On this day in 1697 was held the first service in the present St Paul’s Cathedral, at the time still in the process of being built by Sir Christopher Wren, after its immediate predecessor had been burnt down in the Great Fire of 1666 (*). Building and repair work would continue until 1710, and the cathedral would only finally formally open on Christmas Day, December 25th, 1711..
There have been five cathedrals on the site of the present St Paul’s.
The first was built in 604, shortly after the first Christian mission under St Augustine landed in Kent, by the King of Kent, Ethelburg, for the Bishop of London, Mellitus, and destroyed by fire in 675.
The second, “The Church of Paulesbyri”, was built between 675-85 by the Bishop, Erkenwald, and destroyed by the Vikings in 961.
The third was built in 961, and destroyed by fire in 1087.
The fourth, “old St Paul’s”, was built in the Norman, or Romanesque, style in the years after 1087 by the Bishop, Maurice and his successors; rebuilt and extended in the Gothic style in 1221-1240, and in the “New Work” of 1269-1332; renovated in the Renaissance style by Inigo Jones in 1633-1641, and again by Wren, after the Civil War, during which it had been occupied by Parliamentary troops and horses, in 1660; and burnt down in the Great Fire of 1666. There is a model of it in the Museum of London.
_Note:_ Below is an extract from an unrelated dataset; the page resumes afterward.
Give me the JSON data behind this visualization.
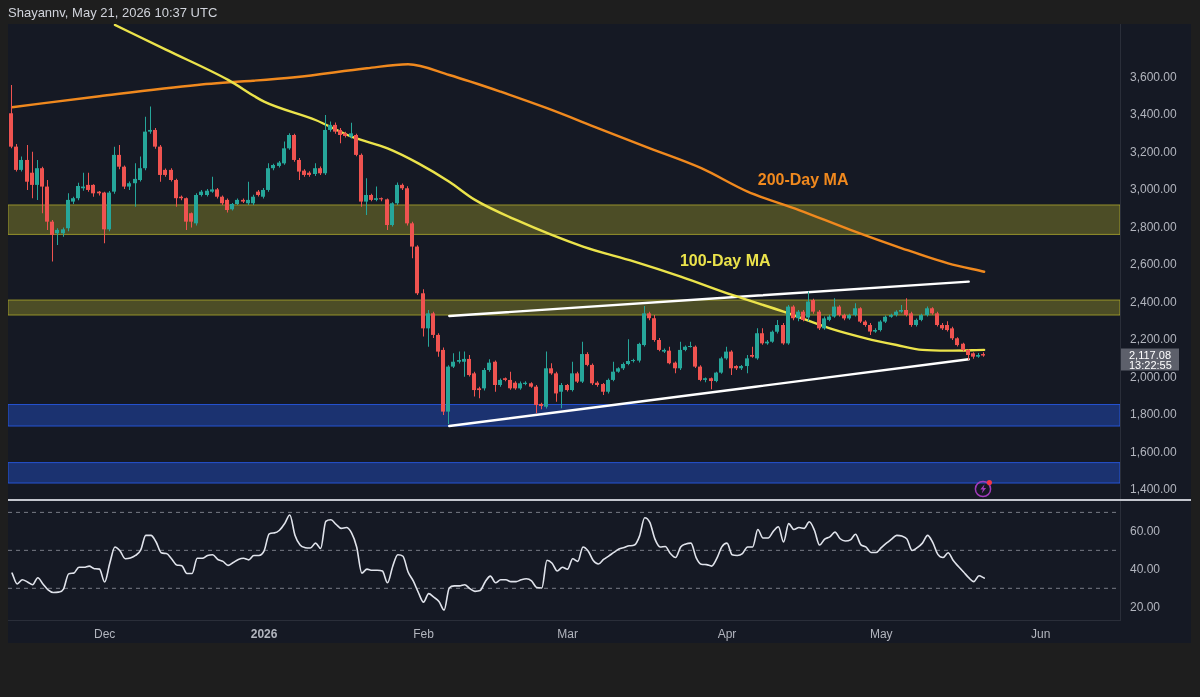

It was clearly an impressive building, measuring some 600’ in length, and over 400’, or, according to some estimates, over 500’, in height, inclusive of the spire (which was destroyed by lightning in 1444, rebuilt in 1462, and destroyed by lightning again in 1561). As John Denham wrote in 1624: “That sacred pile, so vast, so high|That whether ‘tis a part of earth or sky|Uncertain seems, and may be thought a proud|Aspiring mountain or descending cloud … ”.
The fifth, present cathedral was built in the Baroque style by Wren between 1675-1710. It is faced in plain Portland Stone (66000 tons of it, quarried in Dorset and brought round the coast and up the Thames to London in barges), wonderfully reflective of the City’s light and mood. It is crowned with a glorious and iconic dome, making it unique among all the cathedrals of England. The stone-work is by the Master Masons Joshua Marshall and the brothers Edward and Thomas Strong and their team, overseen by Grinling Gibbons; the wood-work by the Master Carpenter John Langland and his team, also overseen by Grinling Gibbons; and the demi-grisaille paint-work inside the dome by the Painter-Stainer James Thornhill and his team. Wren’s simple epitaph inside the cathedral reads “Lector, si monumentum requiris, circumspice”, meaning “Reader, should you seek his memorial, look about you”. On the pediment above the south door is a stone bearing the image of a Phoenix rising from the ashes, together with the inscription “Resurgam”, meaning “I shall rise again” (a different stone bearing the same inscription had happened to be found among the smouldering ruins of the old cathedral – a positive portent if ever there was one).
There are a great many important memorials in the interior of the cathedral. The one in the south quire aisle to the metaphysical poet John Donne (1572-1631) survived the Great Fire, although if you look carefully, you can still see scorch-marks around its base! The ones in the crypt to, among others, Nicholas Bacon (d. 1579), father of Francis, and Thomas Heneage (d. 1594), stepfather of Shakespeare’s patron Henry Wriothesley, Earl of Southampton, also survived the fire, although again not without a certain amount of charring!
(*) The service was one of thanksgiving for the end of the Nine Years War, also known as the War of the Grand Alliance or the War of the League of Augsburg, between France on the one side, and a coalition of European countries, including Britain, on the other.